Anh Tran1,2, Steve Hyer2, Nikhil Johri2, Andrew Rodin2, Janis Hickey3, Colin Dayan4 & Onyebuchi Okosieme4


1Shadbolt Park House Surgery, Worcester Park, UK; 2Epsom and St Helier University Hospitals NHS Trust, Carshalton, UK; 3British Thyroid Foundation, Harrogate, UK; 4Institute of Molecular and Experimental Medicine, Cardiff, UK.


Introduction: Thyroid quality indicators were removed from the Quality Outcome Framework (QOF) targets in 2014, resulting in discontinuation of statutory system alerts to remind GPs to check annual thyroid function in patients with primary hypothyroidism treated with levothyroxine.

Aim: To investigate the impact of the discontinuation and reinstitution of the QOF thyroid e-alerts on the management of hypothyroidism in primary care.

Methods: Following exclusion of hypothyroidism from QOF indicators in 2014, we developed an electronic protocol in Emis Web to emulate the QOF thyroid e-alerts. We piloted these alerts in a single Surrey GP practice (patient population 8057, n=257 with treated hypothyroidism). In 2016, we audited, in the population meeting the QOF criteria for inclusion in the thyroid register (Thy001), the percentage of patients who 1) had had TSH checked in the preceding 12 months (Thy002) and (2) had latest TSH level within the local laboratory reference range of 0.35–5.0 mU/L. We compared standards in the pilot practice with those in 4 control practices without alerts (total population 63,534 [range 7070–33,314]; n=1953 with treated hypothyroidism).
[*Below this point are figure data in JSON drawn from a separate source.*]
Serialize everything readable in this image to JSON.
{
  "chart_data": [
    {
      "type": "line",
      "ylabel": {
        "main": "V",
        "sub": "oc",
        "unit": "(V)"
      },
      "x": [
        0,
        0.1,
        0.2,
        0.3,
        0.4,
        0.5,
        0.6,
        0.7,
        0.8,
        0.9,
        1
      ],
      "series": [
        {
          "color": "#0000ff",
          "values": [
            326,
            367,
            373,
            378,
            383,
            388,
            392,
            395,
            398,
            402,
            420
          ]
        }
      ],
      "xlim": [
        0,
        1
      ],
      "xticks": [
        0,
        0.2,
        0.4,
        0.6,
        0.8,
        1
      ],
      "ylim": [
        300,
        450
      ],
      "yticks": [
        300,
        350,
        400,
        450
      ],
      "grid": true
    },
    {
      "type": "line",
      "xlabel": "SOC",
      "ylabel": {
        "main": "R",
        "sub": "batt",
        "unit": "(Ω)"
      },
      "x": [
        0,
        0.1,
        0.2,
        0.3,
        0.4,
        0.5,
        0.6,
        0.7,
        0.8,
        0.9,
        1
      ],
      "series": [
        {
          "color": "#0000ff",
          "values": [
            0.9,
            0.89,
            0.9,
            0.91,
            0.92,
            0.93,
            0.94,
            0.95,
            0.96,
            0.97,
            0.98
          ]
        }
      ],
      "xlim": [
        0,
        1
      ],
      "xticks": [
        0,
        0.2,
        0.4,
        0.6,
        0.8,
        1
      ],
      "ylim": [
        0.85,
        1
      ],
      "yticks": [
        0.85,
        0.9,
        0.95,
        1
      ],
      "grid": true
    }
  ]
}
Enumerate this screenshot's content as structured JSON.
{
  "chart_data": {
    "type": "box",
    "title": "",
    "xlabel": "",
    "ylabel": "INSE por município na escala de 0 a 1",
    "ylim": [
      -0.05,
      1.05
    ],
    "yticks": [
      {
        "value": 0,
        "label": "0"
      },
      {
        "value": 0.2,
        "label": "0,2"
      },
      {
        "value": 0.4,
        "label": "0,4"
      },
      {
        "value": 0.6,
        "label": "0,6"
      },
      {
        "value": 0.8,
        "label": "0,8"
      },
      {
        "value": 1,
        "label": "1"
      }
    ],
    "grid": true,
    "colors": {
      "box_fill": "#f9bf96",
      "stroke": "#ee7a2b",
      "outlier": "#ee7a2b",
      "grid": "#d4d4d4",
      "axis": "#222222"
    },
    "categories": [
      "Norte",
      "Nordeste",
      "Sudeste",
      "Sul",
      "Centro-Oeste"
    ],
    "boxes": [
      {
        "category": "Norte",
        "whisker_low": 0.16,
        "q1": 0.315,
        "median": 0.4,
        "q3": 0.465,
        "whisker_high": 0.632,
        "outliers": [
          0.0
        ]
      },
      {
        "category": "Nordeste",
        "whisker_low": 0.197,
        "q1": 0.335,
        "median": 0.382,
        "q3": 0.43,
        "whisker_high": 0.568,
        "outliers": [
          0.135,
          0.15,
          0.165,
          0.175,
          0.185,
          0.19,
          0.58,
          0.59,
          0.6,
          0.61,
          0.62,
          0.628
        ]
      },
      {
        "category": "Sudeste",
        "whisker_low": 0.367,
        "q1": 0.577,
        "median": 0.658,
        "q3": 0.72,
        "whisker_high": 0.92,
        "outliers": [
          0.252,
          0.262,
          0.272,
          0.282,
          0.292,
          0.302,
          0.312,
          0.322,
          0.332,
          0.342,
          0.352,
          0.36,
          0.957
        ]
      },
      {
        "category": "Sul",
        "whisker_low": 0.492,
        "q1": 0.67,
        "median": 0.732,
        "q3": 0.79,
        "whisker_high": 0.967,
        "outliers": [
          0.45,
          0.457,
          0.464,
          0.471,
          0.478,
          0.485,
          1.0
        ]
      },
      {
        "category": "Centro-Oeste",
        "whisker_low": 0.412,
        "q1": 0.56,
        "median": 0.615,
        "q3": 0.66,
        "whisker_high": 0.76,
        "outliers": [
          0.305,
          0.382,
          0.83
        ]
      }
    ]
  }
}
Results: During the period of statutory hypothyroidism alerts (2009–2014), 98–100% of patients with hypothyroidism in both pilot and control practices met QOF Thy002 requirement. Following removal of hypothyroidism from QOF, 90% of hypothyroid patients in the pilot practice with electronic alerts had a 12-month TSH check compared with 77% in control practices without alerts. However, the proportion of patients with TSH within the reference range was similar in pilot and control practices (67% vs. 69%).

Conclusion: The removal of hypothyroidism from the QOF targets has been associated with deterioration in TSH monitoring in primary care. An electronic protocol replicating QOF Thy002 alerts improves thyroid monitoring but not biochemical control of hypothyroidism. An e-protocol to prompt action when TSH is outside the reference range in patients with treated hypothyroidism has been developed and is currently being piloted.